Cesare Brandi says “Egypt is not a country, it’s a river”.1 And the river is a road, which like a great motorway connects different geographic points. Thus its waters are not a separator but a means of exchange and communication.
There are several ways of travelling in Egypt: one can find sanctuary in the “ancient” Egypt constructed from the images and romanticised stories of western documentaries, filling the darkest passages of history and transfiguring them into what we would like them to have been. An abstract country, a seductive, idealised icon for consumption, reaching its commercial culmination with the Cruise on the Nile. A rite celebrated by European writers over and over again, originating from the fascination with Egyptian civilisation shown by Napoleonic France. Since then artists, poets, intellectuals and archaeologists have embarked on this journey, an itinerary already covered in the mind, landscapes recognised, from things read and already described.

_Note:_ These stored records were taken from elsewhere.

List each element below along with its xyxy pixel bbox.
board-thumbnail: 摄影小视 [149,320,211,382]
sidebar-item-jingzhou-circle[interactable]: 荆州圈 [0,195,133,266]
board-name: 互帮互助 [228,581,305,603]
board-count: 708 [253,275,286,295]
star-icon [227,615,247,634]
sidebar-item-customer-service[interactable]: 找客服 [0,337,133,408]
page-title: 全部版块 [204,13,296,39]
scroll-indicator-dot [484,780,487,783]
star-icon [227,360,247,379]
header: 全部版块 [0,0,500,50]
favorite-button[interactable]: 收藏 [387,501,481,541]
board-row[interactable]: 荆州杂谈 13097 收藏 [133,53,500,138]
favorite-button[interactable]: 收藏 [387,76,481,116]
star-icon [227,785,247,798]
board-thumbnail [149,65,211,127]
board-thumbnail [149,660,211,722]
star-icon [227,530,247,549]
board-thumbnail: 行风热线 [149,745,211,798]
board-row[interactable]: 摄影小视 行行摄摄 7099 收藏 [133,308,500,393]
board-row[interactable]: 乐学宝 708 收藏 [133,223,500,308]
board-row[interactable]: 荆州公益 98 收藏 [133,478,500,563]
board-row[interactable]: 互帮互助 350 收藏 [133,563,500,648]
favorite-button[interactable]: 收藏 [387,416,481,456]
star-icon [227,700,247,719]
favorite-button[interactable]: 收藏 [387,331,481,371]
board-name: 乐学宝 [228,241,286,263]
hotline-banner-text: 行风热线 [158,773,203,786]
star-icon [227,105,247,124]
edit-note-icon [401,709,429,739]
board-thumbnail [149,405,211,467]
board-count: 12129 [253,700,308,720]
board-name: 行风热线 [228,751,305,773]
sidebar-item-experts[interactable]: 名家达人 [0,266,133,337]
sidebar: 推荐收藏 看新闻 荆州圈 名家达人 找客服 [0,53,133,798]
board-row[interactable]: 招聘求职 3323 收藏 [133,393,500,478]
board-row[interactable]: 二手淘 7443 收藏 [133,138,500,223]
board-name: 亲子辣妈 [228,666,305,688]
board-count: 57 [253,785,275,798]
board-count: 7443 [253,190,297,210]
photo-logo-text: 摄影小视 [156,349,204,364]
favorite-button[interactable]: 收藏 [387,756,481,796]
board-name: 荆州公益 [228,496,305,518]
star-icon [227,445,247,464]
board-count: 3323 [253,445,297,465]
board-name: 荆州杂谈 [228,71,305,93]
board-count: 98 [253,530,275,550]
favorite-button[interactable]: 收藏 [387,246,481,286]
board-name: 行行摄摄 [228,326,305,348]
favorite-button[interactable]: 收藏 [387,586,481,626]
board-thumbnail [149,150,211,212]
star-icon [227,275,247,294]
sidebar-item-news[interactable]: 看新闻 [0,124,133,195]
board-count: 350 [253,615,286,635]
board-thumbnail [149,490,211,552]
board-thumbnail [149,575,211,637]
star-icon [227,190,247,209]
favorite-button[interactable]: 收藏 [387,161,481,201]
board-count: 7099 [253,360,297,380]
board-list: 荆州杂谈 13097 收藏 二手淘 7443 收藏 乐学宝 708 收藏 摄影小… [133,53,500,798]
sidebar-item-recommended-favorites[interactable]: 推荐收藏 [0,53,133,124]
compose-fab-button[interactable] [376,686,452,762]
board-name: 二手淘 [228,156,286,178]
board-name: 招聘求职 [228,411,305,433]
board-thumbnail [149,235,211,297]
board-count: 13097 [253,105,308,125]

Nevertheless, borrowing from Conrad’s Heart of Darkness about another river, “watching a coast as it slips by the ship is like thinking about an enigma”.2 An enigma because ancient Egypt, despite being a long way from us time-wise, seems extremely close to our aesthetic sensibility. Like in a complex trick with mirrors, what we in the West call “modernity” is in part the result of the re-elaboration, in many cases unconscious, of this extraordinary reservoir of visions and contents, called the Orient.
The gradual rediscovery and assimilation of Eastern lands, from Maghreb to Persia, is a process that had already begun back in the 16th century. Pope Sixtus V for example had a fascination for Egyptian obelisks, and these became centre points for Rome’s new urban layout. But it was Napoleon’s military campaign that marked the watershed. In the late 19th and early 20th centuries luxury cruises organised by British travel agent Thomas Cook became a must for the European bourgeoisie. Agatha Christie’s Death on the Nile,3 set in the 1930s, is an emblematic literary case. Anyone can arrive in Egypt with his own certainties: images, invented stories on the pyramids, temples and the Nile. It is possible to take refuge in the protected enclosures of the archaeological sites and ignore the life that comes near and assaults us, like the teeming mass of insistent sellers — “flies” as Agatha Christie called them —, the expanse of brick and concrete buildings, minarets lit up in neon, dilapidated houses.
Still today on the banks of the river a rural community exists, almost forgotten by time. Paradoxically it is this poverty of means that offers an essential, enchanted and even pre-modern landscape. Reality shatters the certainties acquired from books read before the journey. The River becomes a metaphor for the time that passes, for everyone and for history. Daily life continues to deposit its sediments onto the banks of the river, dirtying palaces and temples, denying the certainty of a perpetual memory.